Dans la Bible, comme dans l’Histoire de l’Église et encore largement aujourd’hui, on trouve des unions maritales très fructueuses pour le royaume de Dieu, où mari et femme servent ensemble une Église locale. Cela se décline de mille et une manières selon les milieux et les particularités de chaque couple.
Quel rôle ? Quelle fonction ?
Comme on l’écrivait dans la première partie de cette réflexion, être une épouse de pasteur apporte son lot de contraintes, implicites ou explicites (à commencer par être le modèle de la femme chrétienne parfaite !)

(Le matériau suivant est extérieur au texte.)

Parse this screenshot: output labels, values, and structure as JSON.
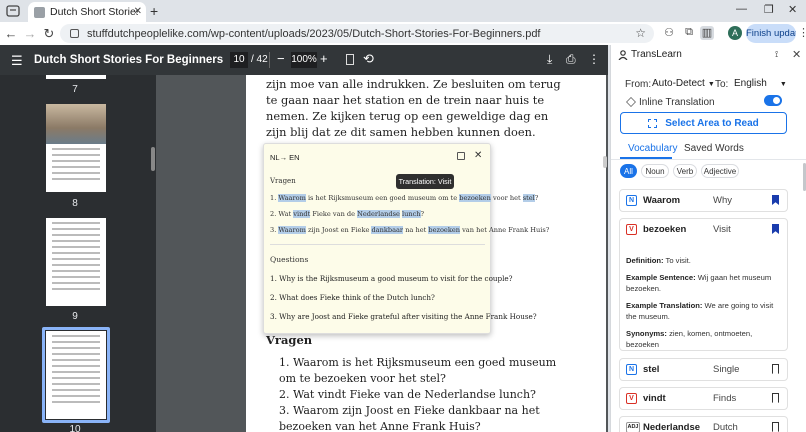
{
  "browser": {
    "tab_title": "Dutch Short Stories For Beginners",
    "url": "stuffdutchpeoplelike.com/wp-content/uploads/2023/05/Dutch-Short-Stories-For-Beginners.pdf",
    "profile_initial": "A",
    "update_button": "Finish update"
  },
  "pdf": {
    "title": "Dutch Short Stories For Beginners",
    "current_page": "10",
    "total_pages": "/ 42",
    "zoom": "100%",
    "thumbnail_numbers": [
      "7",
      "8",
      "9",
      "10"
    ],
    "body_lines": [
      "zijn moe van alle indrukken. Ze besluiten om terug",
      "te gaan naar het station en de trein naar huis te",
      "nemen. Ze kijken terug op een geweldige dag en",
      "zijn blij dat ze dit samen hebben kunnen doen."
    ],
    "section_heading": "Vragen",
    "questions": [
      "1. Waarom is het Rijksmuseum een goed museum",
      "om te bezoeken voor het stel?",
      "2. Wat vindt Fieke van de Nederlandse lunch?",
      "3. Waarom zijn Joost en Fieke dankbaar na het",
      "bezoeken van het Anne Frank Huis?"
    ]
  },
  "popup": {
    "lang": "NL→ EN",
    "source_heading": "Vragen",
    "source_lines": [
      [
        "1. ",
        "Waarom",
        " is het Rijksmuseum een goed museum om te ",
        "bezoeken",
        " voor het ",
        "stel",
        "?"
      ],
      [
        "2. Wat ",
        "vindt",
        " Fieke van de ",
        "Nederlandse",
        " ",
        "lunch",
        "?"
      ],
      [
        "3. ",
        "Waarom",
        " zijn Joost en Fieke ",
        "dankbaar",
        " na het ",
        "bezoeken",
        " van het Anne Frank Huis?"
      ]
    ],
    "target_heading": "Questions",
    "target_lines": [
      "1. Why is the Rijksmuseum a good museum to visit for the couple?",
      "2. What does Fieke think of the Dutch lunch?",
      "3. Why are Joost and Fieke grateful after visiting the Anne Frank House?"
    ],
    "tooltip": "Translation: Visit"
  },
  "panel": {
    "title": "TransLearn",
    "from_label": "From:",
    "from_value": "Auto-Detect",
    "to_label": "To:",
    "to_value": "English",
    "inline_label": "Inline Translation",
    "select_area": "Select Area to Read",
    "tabs": [
      "Vocabulary",
      "Saved Words"
    ],
    "filters": [
      "All",
      "Noun",
      "Verb",
      "Adjective"
    ],
    "cards": [
      {
        "pos": "N",
        "word": "Waarom",
        "translation": "Why",
        "saved": true
      },
      {
        "pos": "V",
        "word": "bezoeken",
        "translation": "Visit",
        "saved": true
      },
      {
        "pos": "N",
        "word": "stel",
        "translation": "Single",
        "saved": false
      },
      {
        "pos": "V",
        "word": "vindt",
        "translation": "Finds",
        "saved": false
      },
      {
        "pos": "ADJ",
        "word": "Nederlandse",
        "translation": "Dutch",
        "saved": false
      }
    ],
    "detail": {
      "definition_label": "Definition:",
      "definition": "To visit.",
      "example_label": "Example Sentence:",
      "example": "Wij gaan het museum bezoeken.",
      "translation_label": "Example Translation:",
      "translation": "We are going to visit the museum.",
      "synonyms_label": "Synonyms:",
      "synonyms": "zien, komen, ontmoeten, bezoeken"
    }
  },
  "colors": {
    "accent": "#1a73e8",
    "pdf_toolbar": "#323639",
    "highlight": "#b3cde8",
    "popup_bg": "#fdfce9"
  }
}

Des tâches concrètes, « à choisir » parmi les suivantes (ou autres, vos expériences nous intéressent. N’hésitez pas à nous laisser un commentaire :-)) peuvent s’y ajouter :
- Arranger les fleurs (bon, c’était autrefois un classique dans l’Église Anglicane !)
- Jouer du piano (idem)
- Accueillir les fidèles
- Assister aux réunions
- Écouter
- Conseiller
- Consoler
- Faire le ménage
- Faire le thé et le café
- Organiser les évènements
- Enseigner les enfants
- Faire des réunions pour les femmes
- Secrétariat
- Décorer
Ainsi mobilisée, l’épouse du pasteur peut sentir son identité propre se fondre dans celle de son mari. C’est ce qui se passe littéralement, sur le plan linguistique avec la désignation l’épouse du pasteur. Cela conditionne ensuite l’image qu’elle a d’elle-même, et l’image que les membres de l’Église ont d’elle.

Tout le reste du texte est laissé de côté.